Venez tomber aux pieds de plus nobles images:
Voyez ces hommes saints, ces sublimes courages,
Héros dont les vertus, les travaux bienfaisants,
Ont éclairé la terre et mérité l’encens;
Qui, dépouillés d’eux-mêmes et vivant pour leurs frères,
Les ont soumis au frein des règles salutaires,
Au joug de leur bonheur; les ont faits citoyens;
En leur donnant des lois leur ont donné des biens,
Des forces, des parents, la liberté, la vie;
Enfin qui d’un pays ont fait une patrie.
Et que de fois pourtant leurs frères envieux
Ont d’affronts insensés, de mépris odieux,
Accueilli les bienfaits de ces illustres guides,
Comme dans leurs maisons ces animaux stupides
Dont la dent méfiante ose outrager la main
Qui se tendait vers eux pour apaiser leur faim!
Mais n’importe; un grand homme au milieu des supplices
Goûte de la vertu les augustes délices.
Il le sait: les humains sont injustes, ingrats.
Que leurs yeux un moment ne le connaissent pas;
Qu’un jour entre eux et lui s’élève avec murmure
D’insectes ennemis une nuée obscure;
N’importe, il les instruit, il les aime pour eux.
Même ingrats, il est doux d’avoir fait des heureux.
Il sait que leur vertu, leur bonté, leur prudence,
Doit être son ouvrage et non sa récompense,
Et que leur repentir, pleurant sur son tombeau,
De ses soins, de sa vie, est un prix assez beau,
An loin dans l’avenir sa grande âme contemple
Les sages opprimés que soutient son exemple;
Des méchants dans soi-même il brave la noirceur:
C’est là qu’il sait les fuir; son asile est son coeur.
De ce faîte serein, son Olympe sublime,
Il voit, juge, connaît. Un démon magnanime
Agite ses pensers, vit dans son coeur brûlant,
Travaille son sommeil actif et vigilant,
Arrache au long repos sa nuit laborieuse,
Allume avant le jour sa lampe studieuse,
Lui montre un peuple entier, par ses nobles bienfaits,
Indompté dans la guerre, opulent dans la paix,
Son beau nom remplissant leur coeur et leur histoire,
Les siècles prosternés au pied de sa mémoire.
Par ses sueurs bientôt l’édifice s’accroît.
En vain l’esprit du peuple est rampant, est étroit,
En vain le seul présent les frappe et les entraîne,
En vain leur raison faible et leur vue incertaine
Ne peut de ses regards suivre les profondeurs,
De sa raison céleste atteindre les hauteurs;
Il appelle les dieux à son conseil suprême.

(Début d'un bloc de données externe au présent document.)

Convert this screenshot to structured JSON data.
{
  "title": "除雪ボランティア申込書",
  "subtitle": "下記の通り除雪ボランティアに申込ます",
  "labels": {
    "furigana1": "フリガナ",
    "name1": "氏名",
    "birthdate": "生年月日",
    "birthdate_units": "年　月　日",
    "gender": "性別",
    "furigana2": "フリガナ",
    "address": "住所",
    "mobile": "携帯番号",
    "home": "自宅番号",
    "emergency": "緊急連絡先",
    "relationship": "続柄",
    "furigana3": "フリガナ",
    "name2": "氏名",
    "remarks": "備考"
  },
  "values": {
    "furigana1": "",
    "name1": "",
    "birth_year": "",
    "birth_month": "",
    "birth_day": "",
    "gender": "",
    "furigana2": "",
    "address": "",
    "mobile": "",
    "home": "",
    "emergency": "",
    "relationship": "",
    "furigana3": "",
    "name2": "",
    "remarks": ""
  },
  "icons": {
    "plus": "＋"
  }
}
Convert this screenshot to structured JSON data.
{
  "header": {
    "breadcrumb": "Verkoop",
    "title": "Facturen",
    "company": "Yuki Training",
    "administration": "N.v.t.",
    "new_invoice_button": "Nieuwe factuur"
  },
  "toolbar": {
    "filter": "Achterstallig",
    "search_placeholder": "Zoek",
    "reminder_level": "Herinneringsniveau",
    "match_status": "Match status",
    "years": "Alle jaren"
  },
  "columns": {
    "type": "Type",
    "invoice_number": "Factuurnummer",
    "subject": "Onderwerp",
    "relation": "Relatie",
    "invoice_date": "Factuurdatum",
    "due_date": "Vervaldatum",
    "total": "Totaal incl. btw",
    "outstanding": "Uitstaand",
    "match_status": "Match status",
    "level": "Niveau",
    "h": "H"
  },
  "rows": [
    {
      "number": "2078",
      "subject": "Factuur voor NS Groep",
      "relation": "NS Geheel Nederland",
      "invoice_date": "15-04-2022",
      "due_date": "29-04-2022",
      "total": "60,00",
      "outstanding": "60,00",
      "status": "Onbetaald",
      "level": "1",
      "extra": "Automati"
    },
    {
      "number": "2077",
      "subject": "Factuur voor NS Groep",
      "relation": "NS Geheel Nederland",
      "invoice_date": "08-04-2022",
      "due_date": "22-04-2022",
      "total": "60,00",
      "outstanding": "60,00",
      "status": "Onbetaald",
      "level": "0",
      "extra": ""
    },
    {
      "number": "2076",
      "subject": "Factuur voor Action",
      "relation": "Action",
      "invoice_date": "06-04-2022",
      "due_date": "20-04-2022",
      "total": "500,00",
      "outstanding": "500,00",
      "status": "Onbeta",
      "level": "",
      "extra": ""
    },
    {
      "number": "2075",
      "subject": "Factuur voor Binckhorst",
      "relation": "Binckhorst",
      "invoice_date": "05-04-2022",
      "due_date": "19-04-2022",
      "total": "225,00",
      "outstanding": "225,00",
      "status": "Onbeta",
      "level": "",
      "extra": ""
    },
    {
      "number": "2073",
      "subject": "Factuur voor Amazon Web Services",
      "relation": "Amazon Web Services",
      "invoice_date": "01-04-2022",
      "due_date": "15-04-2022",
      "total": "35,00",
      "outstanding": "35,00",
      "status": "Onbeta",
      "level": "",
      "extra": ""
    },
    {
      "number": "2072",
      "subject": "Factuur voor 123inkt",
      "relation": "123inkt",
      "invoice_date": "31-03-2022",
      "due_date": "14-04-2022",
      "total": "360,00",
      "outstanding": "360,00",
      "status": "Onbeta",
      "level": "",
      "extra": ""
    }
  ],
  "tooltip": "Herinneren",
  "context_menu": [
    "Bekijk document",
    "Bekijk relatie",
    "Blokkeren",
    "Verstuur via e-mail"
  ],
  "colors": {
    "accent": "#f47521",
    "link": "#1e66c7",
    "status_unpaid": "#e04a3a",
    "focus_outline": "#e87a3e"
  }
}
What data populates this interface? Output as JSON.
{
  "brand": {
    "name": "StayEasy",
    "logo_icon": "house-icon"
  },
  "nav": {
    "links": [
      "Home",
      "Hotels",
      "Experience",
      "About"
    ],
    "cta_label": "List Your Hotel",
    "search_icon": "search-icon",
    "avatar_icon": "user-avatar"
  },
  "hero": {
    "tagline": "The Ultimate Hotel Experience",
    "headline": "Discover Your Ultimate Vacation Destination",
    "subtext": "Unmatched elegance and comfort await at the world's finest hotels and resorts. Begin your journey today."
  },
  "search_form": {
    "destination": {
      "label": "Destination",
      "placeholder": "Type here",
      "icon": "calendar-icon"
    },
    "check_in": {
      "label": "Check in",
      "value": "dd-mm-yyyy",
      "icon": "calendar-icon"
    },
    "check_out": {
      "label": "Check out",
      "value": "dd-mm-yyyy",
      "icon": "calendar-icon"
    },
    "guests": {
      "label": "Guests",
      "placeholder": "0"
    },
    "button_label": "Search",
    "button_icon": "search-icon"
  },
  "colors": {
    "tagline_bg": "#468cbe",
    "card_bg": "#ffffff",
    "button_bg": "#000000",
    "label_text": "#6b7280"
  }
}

Ses décrets, confiés à la voix des dieux même,
Entraînent sans convaincre, et le monde ébloui
Pense adorer les dieux en n’adorant que lui.
Il fait honneur aux dieux de son divin ouvrage.
C’est alors qu’il a vu tantôt à son passage
Un buisson enflammé receler l’Éternel;
C’est alors qu’il rapporte, en un jour solennel,
De la montagne ardente et du sein du tonnerre,
La voix de Dieu lui-même écrite sur la pierre;
Ou c’est alors qu’au fond de ses augustes bois
Une nymphe l’appelle et lui trace des lois,
Et qu’un oiseau divin, messager de miracles,
A son oreille vient lui dicter des oracles.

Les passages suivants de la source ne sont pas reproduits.